The last days of summer flew by in a flash for me and it seems that by the time I finally caught my breath, we were already in the beginning of autumn. The leaves are changing, there is a crispness to the air and you can smell the smoke from the neighbor's fireplace. The markets are giving way to the last little bit of summer produce and are beginning to reflect the season with a showing of heirloom apples, sweet pears, Cinderella pumpkins, quince and wild mushrooms.
Fall, with is change in weather, is the the time to change your kitchen game plan. The season calls for a change in menus that feature much more hearty and substantial fare. I enjoy cooking the classics, roasted chicken with potato purée and sauteed greens, boeuf bourguignon with homemade buttered egg noodles, pork roast with roasted apples and sage and braised rabbit with a creamy mustard sauce. As the weather cools down, there is nothing quite as comforting as a pot of soup simmering on the stove or the aroma of a freshly baked apple tart.
It's been busy at The Cook's Atelier. In addition to my cooking classes, I've been traveling quite a bit, visiting little villages and learning some regional dishes in the kitchens of local cooks along the way. I've also been busy finalizing all of the little, last minute details for my daughter's wedding. I been traveling from Beaune to Dijon to Grenoble and hit every little village market along the way - sometimes more than once. I spent a day in the Les Halles de Lyon and enjoyed the best fruits de mer I think I have ever tasted. I learned to make génépi des Alpes from my new son-in-law and I showed him the secret to making the best pâte sucrée.
Today was my first visit to the market since I've returned to Beaune. Gone are the heirloom tomatoes, zucchini, peaches and apricots. In their place, a beautiful assortment of squash, parsnips and hearty greens. One of the most recognizable vegetables in the autumn market in France is a giant heirloom pumpkin. It is a large, thick-fleshed pumpkin that looks exactly like the original old-fashioned illustrations of the magical coach in the Cinderella story.

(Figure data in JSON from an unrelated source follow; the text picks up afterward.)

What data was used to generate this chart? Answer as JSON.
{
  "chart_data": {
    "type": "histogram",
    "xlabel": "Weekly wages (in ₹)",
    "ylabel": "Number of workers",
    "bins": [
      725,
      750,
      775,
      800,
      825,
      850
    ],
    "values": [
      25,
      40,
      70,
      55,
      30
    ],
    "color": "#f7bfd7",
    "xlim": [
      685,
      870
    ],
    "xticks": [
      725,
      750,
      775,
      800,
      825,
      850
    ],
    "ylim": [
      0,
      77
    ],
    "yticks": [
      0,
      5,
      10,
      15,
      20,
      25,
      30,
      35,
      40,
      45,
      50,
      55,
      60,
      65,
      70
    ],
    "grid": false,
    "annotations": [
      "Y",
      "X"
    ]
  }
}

It is a deep orange-red pumpkin that is flattened in shape with deep lobes that are perfect for slicing. In the French market you simply tell your vendor how many people you will be serving and they will cut just the right portion for you. This is a great pumpkin to use in baking and it also makes a classic puréed soup. In the states, you can find these heirloom seeds by mail order atRenee's Garden to plant in next year's garden.
Each year, to celebrate the beginning of the season, one of the first things I bake is pumpkin spice bread. I found this recipe in Food & Wine back in November of 1998 and I've been baking it ever since. It's the perfect accompaniment to a cup of tea on a chilly fall afternoon.
There are some little surprises simmering in the kitchen at The Cook's Atelier. I'm very excited and will be sharing the details very soon.
pumpkin spice bread
Adapted from Edna Lewis
Makes one 9-inch loaf
1 1/2 cups all-purpose flour, preferably organic
1 1/2 teaspoons cinnamon
1 teaspoon baking soda
1 teaspoon sea salt
1 teaspoon ground ginger
1/2 teaspoon freshly grated nutmeg
1/4 teaspoon ground cloves
1/4 teaspoon baking powder
6 tablespoons unsalted butter, softened
1 1/2 cups light brown sugar
2 large eggs
1 cup fresh or canned unsweetened pumpkin purée
1 teaspoon pure vanilla extract
1/3 cup milk
Preheat the oven to 350o. Butter a 9-inch by 5-inch loaf pan and line the bottom with parchment paper. In a bowl, sift together the flour, cinnamon, baking soda, salt, ginger, nutmeg, cloves and baking powder.
In a large bowl, beat the butter until creamy. Gradually add the sugar and beat for 4 minutes. Beat in the eggs, 1 at a time, then beat in the pumpkin purée. Stir the vanilla into the milk. Beat in the dry ingredients in 3 additions at low speed, alternating with the milk mixture.
Spread the batter in the prepared pan. Bake for about 1 hour, or until a toothpick inserted in the center comes out clean. Let the loaf cool in the pan for 10 minutes, then turn it out onto a rack to cool completely before slicing.